Impact100 DC Member Joan de Pontet recently spoke with Carole Mumin, Impact100 DC founding member and our newest Board member. Here is Joan's recap of that conversation.

Carole Mumin feels her life has been blessed…by a family providing strong values and moral guidance… by opportunities to serve in the White House under three administrations…by an ability to share empowering knowledge with others…by a husband, deeply involved in the Shaw community…by benefactors who made the staging of her play Where Eagles Fly and other productions possible. Carole wants this interview to be more about Impact100 DC than her, because Impact100 DC offers a way to continue the work of helping people in need; getting the word out about critical community-based services; and, the opportunity to work with an incredible group of diverse women who just want to get the job done and better the world. “It’s who I am, a producer.”

Carole came to playwriting and production through several paths, or as she says, “Life puts you where you need to be.” Having served as an aide in the Johnson White House, Carole had returned to her job at the Department of Justice when Ramsey Clarke tapped her to represent the Department during the Nixon Transition. Assigned to Herbert Klein in the new Communications Office, Carole stayed on and as the only African American felt a special responsibility for the Press and African American community to know about the work of ACTION which oversaw the many government volunteer agencies. This translated to her public service television series which launched her production career, “The Prime of My Life,” which was picked up nationally. 

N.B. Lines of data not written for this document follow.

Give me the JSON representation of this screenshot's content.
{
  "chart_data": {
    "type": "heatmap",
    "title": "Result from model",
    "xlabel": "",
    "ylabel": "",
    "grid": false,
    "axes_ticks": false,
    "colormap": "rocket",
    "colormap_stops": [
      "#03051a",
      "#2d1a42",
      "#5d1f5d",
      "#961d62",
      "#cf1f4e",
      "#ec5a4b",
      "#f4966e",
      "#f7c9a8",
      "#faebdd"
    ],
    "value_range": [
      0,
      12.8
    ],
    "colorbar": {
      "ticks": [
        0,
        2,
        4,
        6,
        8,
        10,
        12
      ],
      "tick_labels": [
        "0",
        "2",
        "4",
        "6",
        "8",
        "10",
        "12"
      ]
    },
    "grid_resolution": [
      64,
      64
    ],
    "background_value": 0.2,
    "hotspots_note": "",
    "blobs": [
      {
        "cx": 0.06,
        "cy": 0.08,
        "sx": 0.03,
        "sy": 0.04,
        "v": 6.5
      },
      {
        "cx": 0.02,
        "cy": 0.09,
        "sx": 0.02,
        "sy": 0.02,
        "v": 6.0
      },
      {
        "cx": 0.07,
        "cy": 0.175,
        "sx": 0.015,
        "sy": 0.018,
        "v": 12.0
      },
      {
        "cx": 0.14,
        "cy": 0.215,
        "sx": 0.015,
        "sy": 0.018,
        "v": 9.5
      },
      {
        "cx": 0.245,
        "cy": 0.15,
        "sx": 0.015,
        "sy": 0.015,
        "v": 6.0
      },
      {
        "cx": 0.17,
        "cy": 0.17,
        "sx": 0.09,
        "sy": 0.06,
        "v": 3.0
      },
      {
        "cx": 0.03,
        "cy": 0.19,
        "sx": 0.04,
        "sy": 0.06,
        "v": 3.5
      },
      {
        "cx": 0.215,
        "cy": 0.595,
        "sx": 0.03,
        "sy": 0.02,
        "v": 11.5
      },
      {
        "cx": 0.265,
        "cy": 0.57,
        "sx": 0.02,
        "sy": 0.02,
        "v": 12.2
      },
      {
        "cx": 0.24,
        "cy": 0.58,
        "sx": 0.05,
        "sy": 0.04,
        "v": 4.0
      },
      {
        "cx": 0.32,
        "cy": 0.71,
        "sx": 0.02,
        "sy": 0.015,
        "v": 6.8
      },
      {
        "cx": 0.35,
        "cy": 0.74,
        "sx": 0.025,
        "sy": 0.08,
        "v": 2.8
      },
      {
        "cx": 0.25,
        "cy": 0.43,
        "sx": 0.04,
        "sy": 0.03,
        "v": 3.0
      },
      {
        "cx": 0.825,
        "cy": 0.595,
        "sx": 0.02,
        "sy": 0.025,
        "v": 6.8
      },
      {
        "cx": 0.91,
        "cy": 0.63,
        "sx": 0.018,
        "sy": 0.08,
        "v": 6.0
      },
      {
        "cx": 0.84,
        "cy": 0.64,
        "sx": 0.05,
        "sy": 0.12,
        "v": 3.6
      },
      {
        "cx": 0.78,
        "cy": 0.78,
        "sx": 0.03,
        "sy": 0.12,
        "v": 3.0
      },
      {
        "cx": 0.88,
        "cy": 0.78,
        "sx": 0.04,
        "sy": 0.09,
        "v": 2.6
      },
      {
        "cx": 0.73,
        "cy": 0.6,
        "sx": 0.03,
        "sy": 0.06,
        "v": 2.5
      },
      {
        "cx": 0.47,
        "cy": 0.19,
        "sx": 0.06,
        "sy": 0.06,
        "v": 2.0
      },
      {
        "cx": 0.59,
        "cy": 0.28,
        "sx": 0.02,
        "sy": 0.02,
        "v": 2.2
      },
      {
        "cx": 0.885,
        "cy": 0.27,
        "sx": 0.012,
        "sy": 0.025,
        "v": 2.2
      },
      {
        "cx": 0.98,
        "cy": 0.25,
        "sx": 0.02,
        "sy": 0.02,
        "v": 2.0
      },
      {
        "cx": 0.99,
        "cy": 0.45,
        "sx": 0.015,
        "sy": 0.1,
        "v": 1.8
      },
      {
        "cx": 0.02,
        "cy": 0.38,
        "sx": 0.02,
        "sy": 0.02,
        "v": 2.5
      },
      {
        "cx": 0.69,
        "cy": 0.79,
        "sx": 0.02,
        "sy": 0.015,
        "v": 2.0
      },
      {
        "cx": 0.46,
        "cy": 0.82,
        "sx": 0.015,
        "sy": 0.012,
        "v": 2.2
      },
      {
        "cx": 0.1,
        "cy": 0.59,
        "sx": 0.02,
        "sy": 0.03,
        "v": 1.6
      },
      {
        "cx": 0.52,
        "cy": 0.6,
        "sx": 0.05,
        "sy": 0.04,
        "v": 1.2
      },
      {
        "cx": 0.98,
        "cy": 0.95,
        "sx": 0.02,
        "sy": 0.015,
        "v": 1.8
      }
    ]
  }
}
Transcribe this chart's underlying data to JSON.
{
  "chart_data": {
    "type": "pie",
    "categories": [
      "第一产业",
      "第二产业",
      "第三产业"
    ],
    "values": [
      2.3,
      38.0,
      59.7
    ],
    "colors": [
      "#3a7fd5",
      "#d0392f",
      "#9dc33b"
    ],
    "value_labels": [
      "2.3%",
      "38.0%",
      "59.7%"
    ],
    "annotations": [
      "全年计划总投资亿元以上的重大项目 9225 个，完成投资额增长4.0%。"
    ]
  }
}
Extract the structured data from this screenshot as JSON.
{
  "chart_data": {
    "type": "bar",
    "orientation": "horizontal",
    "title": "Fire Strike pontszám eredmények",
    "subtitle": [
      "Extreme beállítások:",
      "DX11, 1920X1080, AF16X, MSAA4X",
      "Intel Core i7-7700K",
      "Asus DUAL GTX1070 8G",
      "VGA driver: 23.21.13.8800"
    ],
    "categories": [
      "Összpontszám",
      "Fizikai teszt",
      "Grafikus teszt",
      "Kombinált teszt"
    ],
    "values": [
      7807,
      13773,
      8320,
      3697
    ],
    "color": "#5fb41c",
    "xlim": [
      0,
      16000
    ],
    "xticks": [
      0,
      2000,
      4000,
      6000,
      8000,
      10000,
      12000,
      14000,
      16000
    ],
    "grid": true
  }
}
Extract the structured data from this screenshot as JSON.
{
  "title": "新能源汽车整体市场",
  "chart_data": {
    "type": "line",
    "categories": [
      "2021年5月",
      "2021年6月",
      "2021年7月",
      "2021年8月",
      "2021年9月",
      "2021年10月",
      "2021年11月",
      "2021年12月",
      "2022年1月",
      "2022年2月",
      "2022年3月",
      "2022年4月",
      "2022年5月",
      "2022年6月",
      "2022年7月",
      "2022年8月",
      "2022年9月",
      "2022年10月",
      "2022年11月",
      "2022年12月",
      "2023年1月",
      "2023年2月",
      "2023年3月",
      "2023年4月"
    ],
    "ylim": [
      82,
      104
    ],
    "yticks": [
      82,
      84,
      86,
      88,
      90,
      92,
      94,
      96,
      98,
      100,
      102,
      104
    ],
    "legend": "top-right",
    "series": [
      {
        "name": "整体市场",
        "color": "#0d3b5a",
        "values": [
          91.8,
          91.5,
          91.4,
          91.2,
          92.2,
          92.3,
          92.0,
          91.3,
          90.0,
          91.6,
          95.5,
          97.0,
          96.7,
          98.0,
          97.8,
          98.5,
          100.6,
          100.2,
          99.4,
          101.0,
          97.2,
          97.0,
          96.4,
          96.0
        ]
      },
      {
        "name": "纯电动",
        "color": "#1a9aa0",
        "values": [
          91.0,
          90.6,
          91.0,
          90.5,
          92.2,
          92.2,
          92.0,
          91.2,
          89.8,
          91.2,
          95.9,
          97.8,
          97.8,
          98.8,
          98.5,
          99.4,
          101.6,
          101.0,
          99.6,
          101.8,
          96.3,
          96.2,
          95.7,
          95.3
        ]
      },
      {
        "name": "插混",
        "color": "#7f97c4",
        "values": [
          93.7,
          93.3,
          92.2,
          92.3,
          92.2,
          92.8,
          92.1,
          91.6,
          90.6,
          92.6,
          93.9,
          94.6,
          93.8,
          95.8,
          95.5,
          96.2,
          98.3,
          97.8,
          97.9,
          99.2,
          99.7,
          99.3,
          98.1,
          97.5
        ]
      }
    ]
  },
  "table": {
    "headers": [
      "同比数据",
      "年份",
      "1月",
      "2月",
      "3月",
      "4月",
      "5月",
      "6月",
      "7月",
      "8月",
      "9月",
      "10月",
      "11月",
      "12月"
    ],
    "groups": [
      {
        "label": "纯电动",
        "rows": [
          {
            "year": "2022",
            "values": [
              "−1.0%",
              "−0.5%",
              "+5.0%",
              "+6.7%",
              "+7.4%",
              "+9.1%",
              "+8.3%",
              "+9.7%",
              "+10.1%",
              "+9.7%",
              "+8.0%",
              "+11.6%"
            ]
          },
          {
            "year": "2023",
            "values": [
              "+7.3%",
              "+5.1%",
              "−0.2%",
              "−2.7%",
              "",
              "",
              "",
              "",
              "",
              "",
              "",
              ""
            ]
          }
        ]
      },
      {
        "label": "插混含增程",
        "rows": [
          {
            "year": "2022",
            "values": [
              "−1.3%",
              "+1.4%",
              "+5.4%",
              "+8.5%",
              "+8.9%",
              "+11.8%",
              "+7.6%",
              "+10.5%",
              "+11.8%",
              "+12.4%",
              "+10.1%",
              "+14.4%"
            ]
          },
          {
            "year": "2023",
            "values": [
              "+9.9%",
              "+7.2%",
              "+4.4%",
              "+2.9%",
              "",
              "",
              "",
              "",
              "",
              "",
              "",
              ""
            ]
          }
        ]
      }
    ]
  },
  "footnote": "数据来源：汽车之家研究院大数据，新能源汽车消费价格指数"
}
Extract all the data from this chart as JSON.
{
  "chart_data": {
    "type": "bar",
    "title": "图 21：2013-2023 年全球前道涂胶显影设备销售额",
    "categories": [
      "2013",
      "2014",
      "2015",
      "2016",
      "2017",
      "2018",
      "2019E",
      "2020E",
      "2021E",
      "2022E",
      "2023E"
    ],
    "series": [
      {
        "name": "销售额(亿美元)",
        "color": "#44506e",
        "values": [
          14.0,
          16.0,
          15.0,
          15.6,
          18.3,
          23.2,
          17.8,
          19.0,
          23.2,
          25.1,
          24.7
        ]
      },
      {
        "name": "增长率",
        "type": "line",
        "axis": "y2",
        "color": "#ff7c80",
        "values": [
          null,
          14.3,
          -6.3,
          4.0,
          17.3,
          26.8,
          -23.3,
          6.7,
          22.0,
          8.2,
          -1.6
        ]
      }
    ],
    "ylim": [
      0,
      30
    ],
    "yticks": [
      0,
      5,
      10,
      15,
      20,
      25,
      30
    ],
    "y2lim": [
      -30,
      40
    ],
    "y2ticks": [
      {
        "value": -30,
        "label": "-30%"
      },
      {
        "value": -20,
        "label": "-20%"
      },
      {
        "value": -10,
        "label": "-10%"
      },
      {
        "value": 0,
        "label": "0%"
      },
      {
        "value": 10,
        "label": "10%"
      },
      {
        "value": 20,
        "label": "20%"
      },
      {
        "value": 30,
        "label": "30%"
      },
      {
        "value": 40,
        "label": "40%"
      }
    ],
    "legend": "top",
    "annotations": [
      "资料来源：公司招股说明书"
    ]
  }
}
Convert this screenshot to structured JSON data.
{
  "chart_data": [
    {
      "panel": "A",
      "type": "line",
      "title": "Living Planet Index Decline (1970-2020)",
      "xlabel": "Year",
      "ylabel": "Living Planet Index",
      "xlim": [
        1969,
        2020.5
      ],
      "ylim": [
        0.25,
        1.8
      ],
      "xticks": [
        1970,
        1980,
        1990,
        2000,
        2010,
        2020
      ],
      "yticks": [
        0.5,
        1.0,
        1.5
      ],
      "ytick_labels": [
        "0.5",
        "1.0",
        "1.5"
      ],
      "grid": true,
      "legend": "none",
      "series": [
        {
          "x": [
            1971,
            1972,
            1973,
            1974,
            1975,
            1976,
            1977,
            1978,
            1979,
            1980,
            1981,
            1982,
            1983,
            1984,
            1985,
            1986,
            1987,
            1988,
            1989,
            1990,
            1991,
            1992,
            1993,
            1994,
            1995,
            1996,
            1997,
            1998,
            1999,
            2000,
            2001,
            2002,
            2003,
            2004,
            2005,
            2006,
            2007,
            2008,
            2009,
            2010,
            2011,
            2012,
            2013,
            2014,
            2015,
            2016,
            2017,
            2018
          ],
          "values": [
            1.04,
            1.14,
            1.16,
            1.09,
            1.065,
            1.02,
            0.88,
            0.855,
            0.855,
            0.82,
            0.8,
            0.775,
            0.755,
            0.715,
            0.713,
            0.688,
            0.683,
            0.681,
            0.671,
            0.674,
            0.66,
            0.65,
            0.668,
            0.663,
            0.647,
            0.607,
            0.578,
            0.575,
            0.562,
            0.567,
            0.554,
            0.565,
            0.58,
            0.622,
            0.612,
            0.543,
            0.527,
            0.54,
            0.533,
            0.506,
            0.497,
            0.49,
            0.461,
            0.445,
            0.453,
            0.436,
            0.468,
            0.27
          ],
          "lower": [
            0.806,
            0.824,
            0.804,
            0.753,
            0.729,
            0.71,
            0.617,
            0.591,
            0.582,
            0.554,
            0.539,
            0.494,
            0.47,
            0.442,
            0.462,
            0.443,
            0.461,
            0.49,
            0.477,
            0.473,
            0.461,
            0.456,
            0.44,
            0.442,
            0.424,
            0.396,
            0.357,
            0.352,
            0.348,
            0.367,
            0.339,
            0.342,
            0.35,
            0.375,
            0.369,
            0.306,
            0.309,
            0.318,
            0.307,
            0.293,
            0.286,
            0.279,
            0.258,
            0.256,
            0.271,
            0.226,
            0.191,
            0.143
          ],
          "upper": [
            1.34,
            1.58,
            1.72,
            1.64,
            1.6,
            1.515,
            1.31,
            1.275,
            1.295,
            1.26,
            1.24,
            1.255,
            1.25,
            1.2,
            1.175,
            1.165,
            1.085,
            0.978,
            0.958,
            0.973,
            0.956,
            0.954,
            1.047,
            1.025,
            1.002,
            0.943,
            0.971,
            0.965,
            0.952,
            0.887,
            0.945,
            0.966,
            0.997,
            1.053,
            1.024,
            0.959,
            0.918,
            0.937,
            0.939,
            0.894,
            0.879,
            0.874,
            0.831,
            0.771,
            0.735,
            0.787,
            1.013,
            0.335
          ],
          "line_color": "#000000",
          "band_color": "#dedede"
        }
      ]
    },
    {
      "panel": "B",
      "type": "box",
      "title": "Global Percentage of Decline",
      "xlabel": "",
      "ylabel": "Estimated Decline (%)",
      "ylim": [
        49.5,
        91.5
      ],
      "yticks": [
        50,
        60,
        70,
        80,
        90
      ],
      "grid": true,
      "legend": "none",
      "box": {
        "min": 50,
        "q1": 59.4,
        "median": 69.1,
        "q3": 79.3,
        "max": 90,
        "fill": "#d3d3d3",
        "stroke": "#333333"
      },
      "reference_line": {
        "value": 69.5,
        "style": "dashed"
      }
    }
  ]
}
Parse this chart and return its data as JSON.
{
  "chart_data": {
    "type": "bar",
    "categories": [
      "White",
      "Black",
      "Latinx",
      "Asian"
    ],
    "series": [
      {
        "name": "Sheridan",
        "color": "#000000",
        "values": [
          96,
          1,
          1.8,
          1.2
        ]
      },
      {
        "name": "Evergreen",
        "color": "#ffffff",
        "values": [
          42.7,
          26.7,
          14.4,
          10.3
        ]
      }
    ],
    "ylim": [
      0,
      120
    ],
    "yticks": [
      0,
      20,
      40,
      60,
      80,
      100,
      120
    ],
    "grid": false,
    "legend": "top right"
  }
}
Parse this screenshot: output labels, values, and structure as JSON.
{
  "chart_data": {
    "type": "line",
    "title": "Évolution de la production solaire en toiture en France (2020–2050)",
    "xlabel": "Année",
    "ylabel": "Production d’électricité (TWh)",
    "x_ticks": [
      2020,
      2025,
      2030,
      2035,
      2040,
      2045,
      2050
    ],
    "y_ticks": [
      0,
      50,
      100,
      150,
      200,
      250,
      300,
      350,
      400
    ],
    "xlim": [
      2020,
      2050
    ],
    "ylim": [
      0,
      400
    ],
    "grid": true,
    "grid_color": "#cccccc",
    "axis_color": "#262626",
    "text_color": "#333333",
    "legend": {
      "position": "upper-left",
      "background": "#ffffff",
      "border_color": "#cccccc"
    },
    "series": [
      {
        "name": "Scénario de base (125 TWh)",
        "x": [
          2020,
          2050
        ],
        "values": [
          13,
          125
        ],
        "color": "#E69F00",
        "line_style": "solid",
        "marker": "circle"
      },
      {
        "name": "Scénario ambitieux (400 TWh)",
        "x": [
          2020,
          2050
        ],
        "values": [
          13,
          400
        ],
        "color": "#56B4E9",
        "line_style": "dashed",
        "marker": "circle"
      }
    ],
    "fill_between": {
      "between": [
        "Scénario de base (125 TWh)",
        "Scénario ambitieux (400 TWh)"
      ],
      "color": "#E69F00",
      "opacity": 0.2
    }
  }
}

Carole moved to Shaw when she married Ibrahim Mumin, a community activist and leader in the advancement of the historic Shaw neighborhood. Shaw in the early 80s was in deep decline. Carole was coming from her “heady” White House staff position to “the ghetto” and had incredible contacts. He was the Executive Director of Shaw Project Area Committee (PAC) and loved the area and its rich history…Duke Ellington, W.E.B. Du Bois, Langston Hughes… and was planning an oral history of the neighborhood. Carole immersed herself in the project which was the inspiration for her critically acclaimed play, Where Eagles Fly. When she met Ambassador Walter Annenberg at an event at Howard, her two worlds came together. Annenberg, taken with Mumin’s idea of educating the Shaw community about its rich history using song and dance as an engaging element, pledged $100,000 as a challenge grant to catalyze the production. 

Carole is a founding member of The Interfaith Conference and the Organization for Training Others in Need. She has received numerous awards and several of her plays have been produced, including The Lemonade Stand at the Kennedy Center and I Just Want to Tell Somebody at Woolly Mammoth.

Carole knows first-hand the power of a transformational grant of $100,000! She knows the important role that Impact100 DC can play not only with its grants but also with its ability to shine light on other worthy organizations making a tremendous difference in their communities. She has always seen herself as a “servant leader” and is exhilarated by the camaraderie of superbly qualified women with shared vision.